Windsurf runs on Linux, Mac, and Windows. Setup is a fresh install (it's not a VS Code fork), but it imports your existing extensions and settings. The agent session UI is more explicit than Cursor's, which I found helpful for reviewing plans before committing.
Picking the right agent for the job
| Agent | Best for | Pricing | Friction |
|---|---|---|---|
| GitHub Copilot | Teams already on GitHub, monorepos | Business/Enterprise for Sol | Low |
| Cursor | Solo devs, polyglot projects | Free tier + Pro ($20/mo) | Low |
| Windsurf | Greenfield work, explicit workflows | Free beta, pricing TBA | Medium |
All three respect language conventions if your project has linters and formatters configured. Copilot integrates tightly with GitHub Actions and pull requests. Cursor feels more IDE-native. Windsurf makes the agent's reasoning visible, which I prefer when refactoring legacy code.
Keeping agents from breaking things
Letting an agent edit code and run commands can go sideways. Here's my checklist:
- Always work on a branch. Never point an agent at
main. - Review the plan before execution. All three tools show you what they're about to do-read it.
- Run tests after every agent session. If your suite is slow, run a subset.
- Audit terminal commands. Don't let an agent run
rm -rfor install packages without confirmation. - Use
.gitignoreand.cursorignore(or equivalent) to hide secrets. Agents shouldn't read.envfiles.

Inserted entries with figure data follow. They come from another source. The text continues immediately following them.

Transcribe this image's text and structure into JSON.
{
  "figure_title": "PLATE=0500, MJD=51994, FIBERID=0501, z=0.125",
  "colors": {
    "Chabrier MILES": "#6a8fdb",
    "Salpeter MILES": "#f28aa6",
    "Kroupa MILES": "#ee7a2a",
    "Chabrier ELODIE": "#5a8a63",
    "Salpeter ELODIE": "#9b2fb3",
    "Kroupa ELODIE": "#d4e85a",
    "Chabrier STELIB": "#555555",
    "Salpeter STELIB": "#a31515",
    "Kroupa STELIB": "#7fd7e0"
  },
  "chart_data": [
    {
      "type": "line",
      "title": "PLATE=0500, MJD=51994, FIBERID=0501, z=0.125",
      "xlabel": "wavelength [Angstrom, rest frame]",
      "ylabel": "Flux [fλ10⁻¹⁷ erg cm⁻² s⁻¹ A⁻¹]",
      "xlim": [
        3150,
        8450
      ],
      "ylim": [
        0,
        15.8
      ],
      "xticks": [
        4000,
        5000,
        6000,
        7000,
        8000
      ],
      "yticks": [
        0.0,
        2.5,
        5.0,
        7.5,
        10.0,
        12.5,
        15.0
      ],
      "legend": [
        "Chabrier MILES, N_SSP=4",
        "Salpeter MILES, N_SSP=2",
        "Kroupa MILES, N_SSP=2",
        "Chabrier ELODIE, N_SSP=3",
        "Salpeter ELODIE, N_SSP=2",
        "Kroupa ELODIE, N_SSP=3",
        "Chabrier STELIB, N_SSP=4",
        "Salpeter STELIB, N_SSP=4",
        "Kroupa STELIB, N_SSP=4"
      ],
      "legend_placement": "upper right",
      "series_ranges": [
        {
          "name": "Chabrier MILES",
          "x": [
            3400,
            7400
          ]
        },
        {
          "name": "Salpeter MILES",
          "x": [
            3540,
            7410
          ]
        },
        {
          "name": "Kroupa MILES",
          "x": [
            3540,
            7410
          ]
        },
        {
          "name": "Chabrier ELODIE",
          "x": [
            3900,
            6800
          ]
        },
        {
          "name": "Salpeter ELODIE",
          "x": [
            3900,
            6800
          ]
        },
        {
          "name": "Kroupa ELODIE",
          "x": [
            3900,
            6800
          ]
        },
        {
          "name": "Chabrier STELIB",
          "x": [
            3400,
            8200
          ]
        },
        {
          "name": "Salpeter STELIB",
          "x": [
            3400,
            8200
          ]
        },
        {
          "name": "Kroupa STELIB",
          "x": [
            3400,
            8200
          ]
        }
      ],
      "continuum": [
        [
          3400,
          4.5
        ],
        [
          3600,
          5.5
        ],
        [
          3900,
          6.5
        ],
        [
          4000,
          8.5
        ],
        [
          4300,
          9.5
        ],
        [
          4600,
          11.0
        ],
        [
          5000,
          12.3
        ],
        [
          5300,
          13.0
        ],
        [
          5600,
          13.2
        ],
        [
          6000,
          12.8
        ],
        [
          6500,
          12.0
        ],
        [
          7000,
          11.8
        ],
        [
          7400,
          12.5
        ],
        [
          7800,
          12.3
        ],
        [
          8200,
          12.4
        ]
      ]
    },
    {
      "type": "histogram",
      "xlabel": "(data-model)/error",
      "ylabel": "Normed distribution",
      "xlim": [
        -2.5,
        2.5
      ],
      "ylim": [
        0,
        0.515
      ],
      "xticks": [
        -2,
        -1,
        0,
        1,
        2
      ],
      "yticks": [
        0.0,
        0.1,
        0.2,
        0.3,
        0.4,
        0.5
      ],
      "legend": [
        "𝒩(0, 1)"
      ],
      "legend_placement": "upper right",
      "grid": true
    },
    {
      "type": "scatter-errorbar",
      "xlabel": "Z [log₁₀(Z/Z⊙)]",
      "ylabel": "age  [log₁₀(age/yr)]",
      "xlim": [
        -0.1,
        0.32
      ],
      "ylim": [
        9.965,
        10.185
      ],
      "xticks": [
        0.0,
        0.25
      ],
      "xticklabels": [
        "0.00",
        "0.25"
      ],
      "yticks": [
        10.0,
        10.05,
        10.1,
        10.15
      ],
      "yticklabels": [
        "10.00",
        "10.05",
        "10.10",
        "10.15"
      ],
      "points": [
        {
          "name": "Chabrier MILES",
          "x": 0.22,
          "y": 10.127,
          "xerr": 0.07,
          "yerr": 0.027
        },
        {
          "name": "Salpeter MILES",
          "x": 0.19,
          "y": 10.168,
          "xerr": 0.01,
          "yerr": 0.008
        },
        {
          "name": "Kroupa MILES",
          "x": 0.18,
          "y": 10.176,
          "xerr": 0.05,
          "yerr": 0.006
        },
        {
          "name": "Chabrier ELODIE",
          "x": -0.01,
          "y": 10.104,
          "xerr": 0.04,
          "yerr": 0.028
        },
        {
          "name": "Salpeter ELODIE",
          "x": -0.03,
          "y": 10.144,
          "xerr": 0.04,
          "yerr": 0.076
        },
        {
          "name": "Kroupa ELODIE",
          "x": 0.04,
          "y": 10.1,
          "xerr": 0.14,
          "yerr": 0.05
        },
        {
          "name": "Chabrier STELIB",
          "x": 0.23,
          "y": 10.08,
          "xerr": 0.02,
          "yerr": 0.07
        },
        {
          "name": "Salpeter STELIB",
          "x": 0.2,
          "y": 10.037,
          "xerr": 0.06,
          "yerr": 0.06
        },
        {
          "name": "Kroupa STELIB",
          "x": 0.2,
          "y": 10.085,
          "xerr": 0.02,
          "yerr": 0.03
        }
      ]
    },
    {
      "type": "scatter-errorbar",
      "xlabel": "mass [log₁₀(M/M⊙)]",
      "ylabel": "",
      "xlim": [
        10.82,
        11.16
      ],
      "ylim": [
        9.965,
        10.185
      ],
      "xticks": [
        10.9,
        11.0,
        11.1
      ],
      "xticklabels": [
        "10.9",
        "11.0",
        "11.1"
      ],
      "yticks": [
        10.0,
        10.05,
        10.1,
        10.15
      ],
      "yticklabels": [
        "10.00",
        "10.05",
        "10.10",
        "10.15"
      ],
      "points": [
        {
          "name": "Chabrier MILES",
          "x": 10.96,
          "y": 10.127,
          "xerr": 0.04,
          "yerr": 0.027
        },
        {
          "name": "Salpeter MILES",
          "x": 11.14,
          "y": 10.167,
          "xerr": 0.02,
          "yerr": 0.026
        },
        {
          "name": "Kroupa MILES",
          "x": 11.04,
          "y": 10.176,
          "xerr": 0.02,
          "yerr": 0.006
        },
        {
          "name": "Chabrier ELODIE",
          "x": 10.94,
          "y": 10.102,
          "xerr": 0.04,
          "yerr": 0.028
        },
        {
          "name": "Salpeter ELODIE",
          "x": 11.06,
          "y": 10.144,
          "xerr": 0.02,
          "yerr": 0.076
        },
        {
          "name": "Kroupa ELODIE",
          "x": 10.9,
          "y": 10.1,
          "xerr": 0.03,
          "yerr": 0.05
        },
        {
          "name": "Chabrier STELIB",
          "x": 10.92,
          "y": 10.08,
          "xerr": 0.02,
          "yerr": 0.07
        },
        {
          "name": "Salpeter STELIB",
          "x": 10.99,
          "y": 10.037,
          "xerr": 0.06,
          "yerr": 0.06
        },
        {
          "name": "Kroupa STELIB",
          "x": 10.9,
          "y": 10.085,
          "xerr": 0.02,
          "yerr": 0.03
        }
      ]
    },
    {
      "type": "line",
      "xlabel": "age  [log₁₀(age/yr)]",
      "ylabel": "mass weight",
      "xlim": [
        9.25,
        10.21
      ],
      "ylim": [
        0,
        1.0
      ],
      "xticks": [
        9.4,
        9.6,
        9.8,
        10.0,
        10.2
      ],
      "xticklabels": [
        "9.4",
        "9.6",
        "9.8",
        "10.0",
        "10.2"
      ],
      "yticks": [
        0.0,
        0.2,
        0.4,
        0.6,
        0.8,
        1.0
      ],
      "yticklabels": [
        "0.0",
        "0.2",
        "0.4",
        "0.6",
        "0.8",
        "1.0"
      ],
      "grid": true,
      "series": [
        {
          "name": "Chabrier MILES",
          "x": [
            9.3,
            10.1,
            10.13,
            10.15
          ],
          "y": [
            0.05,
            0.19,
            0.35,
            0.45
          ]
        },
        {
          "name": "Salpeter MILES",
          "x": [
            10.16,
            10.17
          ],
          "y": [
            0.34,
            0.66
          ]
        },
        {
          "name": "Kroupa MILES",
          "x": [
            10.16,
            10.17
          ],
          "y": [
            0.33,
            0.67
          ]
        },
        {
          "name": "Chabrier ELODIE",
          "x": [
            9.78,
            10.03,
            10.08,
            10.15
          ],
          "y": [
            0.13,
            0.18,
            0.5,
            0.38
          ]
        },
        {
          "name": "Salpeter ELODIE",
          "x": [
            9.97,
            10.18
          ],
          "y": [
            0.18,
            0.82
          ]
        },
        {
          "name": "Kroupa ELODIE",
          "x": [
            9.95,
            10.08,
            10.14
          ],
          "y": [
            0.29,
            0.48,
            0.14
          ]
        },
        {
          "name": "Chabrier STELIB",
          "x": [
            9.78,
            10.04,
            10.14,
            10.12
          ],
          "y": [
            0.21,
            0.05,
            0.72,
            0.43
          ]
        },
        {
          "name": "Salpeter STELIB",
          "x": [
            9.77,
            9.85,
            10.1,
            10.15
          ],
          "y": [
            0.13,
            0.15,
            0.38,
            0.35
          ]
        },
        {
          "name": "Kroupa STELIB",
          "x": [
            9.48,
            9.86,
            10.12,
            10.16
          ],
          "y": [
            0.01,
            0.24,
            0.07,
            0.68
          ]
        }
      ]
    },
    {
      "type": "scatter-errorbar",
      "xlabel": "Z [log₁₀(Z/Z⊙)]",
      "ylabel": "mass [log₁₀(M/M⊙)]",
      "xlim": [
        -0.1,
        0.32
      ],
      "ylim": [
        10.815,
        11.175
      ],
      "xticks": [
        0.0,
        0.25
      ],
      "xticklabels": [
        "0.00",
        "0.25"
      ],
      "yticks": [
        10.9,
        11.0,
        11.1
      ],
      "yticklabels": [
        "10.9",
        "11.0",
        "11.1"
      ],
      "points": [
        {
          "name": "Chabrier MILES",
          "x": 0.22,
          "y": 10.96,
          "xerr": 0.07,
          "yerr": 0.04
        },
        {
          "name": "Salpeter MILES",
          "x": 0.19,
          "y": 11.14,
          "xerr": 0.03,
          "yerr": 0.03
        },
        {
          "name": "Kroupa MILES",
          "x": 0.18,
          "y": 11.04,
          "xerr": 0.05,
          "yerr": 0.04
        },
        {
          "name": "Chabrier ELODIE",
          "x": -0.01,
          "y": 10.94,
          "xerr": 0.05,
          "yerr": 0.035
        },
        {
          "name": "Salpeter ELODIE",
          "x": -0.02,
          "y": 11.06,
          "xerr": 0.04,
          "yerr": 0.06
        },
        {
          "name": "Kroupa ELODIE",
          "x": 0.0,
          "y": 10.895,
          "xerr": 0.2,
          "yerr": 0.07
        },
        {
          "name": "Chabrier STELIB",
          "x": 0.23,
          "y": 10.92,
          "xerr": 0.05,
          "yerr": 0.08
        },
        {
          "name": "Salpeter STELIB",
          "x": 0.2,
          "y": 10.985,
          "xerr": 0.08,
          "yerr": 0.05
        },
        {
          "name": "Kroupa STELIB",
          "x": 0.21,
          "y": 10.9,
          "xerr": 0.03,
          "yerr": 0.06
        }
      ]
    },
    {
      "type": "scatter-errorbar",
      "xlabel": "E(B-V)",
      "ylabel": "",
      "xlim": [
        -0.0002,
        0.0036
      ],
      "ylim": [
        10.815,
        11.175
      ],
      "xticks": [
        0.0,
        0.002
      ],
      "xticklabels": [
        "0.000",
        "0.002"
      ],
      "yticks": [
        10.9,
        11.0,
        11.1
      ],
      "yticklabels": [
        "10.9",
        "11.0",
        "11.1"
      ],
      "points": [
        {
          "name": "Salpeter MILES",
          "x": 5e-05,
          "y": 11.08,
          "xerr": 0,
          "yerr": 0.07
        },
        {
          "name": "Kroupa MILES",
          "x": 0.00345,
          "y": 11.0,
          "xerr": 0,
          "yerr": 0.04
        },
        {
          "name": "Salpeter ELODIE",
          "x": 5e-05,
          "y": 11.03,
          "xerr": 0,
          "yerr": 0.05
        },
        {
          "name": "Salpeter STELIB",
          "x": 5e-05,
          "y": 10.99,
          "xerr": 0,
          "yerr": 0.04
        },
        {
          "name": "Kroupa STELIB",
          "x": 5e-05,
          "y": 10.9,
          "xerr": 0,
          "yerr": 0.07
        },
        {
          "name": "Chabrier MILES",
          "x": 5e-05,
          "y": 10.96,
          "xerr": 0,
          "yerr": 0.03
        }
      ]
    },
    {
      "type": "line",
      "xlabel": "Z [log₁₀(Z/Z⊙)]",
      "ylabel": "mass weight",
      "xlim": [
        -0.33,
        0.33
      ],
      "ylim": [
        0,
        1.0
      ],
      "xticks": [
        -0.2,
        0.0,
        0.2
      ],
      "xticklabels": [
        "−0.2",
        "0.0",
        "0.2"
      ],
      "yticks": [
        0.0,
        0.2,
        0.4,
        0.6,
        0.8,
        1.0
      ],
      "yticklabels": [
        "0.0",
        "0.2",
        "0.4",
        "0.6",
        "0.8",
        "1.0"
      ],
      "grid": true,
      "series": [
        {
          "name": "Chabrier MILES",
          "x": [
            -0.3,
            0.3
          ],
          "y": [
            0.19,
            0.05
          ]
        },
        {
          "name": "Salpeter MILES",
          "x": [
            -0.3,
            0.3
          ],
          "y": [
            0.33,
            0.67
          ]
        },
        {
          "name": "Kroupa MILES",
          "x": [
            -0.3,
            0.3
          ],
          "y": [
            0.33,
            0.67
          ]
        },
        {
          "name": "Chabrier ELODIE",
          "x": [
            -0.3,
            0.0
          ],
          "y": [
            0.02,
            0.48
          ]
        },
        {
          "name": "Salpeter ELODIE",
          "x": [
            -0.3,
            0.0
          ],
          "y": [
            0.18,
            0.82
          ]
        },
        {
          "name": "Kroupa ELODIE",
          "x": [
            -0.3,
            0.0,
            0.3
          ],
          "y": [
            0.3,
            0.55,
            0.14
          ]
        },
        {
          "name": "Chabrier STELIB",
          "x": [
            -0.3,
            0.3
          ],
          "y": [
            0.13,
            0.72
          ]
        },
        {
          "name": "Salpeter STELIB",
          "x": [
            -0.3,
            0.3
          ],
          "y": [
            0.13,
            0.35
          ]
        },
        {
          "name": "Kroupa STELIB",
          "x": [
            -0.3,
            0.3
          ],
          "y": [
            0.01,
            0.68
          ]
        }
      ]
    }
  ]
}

I treat agent output like a junior dev's PR: useful, but it needs a human review.
Try one this week
If you're already using Copilot, flip on Sol or Terra for your next refactor and compare it to your usual workflow. If you want more control, install Cursor and point it at a side project. If you like seeing the agent's reasoning, grab Windsurf and walk it through a feature from scratch.
Which of these have you tried, or are you sticking with plain autocomplete?